Running Sweeps in Jupyter

Run Sweeps using Jupyter notebooks

Sweeps allow you to easily try out a large number of hyperparameters while tracking model performance and logging all the information you need to reproduce experiments. There are two major APIs for Sweeps: one using the command line (guide here) and the other using pure Python. This guide describes how to use the second API to run a sweep inside a Jupyter notebook.

You can try out running sweeps in Jupyter notebooks now, no install required, using Colab! We've got examples in PyTorch and Keras, plus a video walkthrough!

0. How do sweeps work?

Two components work together in a sweep: a controller on the central sweep server, which picks out new hyperparameter combinations to try, and agents, running in any number of processes on any number of machines, which query the server for hyperparameters, use them to run model training, and then report the results back to the controller.

The benefit of this setup is in parallelization: we handle tricky aspects like tracking state over time and communicating between machines, so you can focus on the machine learning.
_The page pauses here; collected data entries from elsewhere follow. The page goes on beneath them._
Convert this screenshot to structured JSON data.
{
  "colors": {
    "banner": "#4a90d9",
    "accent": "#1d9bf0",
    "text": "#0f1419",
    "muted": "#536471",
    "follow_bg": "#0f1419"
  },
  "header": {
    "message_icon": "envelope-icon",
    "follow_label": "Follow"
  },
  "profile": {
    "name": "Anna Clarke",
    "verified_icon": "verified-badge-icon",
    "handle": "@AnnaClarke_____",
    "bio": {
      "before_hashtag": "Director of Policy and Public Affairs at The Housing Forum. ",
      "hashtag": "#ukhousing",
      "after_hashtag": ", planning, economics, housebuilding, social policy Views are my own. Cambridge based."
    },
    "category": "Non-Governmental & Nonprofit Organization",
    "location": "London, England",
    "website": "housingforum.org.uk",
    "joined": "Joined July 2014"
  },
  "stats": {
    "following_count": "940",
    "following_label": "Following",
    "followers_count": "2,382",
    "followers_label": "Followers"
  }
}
That means it's as easy as, say, opening two copies of the same Google Colab notebook in two tabs to get a 2x speed-up in your hyperparameter search!

1. Initialize the sweep

To get started, we need to configure the sweep: decide which hyperparameters we will search over, which method we will use to pick new hyperparameters, and so on. We store all of this information in a dictionary (or dictionary-like) Python data structure, the sweep_config. For details, see this guide.

We then initialize our sweep by calling wandb.sweep. Note that no experiments are launched yet! We still need to define a training function and pass it to an agent.

import wandb
sweep_config = {
"name" : "my-sweep",
"method" : "random",
"parameters" : {
"epochs" : {
"values" : [10, 20, 50]
},
"learning_rate" :{
"min": 0.0001,
"max": 0.1
}
}
}
sweep_id = wandb.sweep(sweep_config)

wandb.sweep returns an identifier for the sweep. Agents need that identifier to join in.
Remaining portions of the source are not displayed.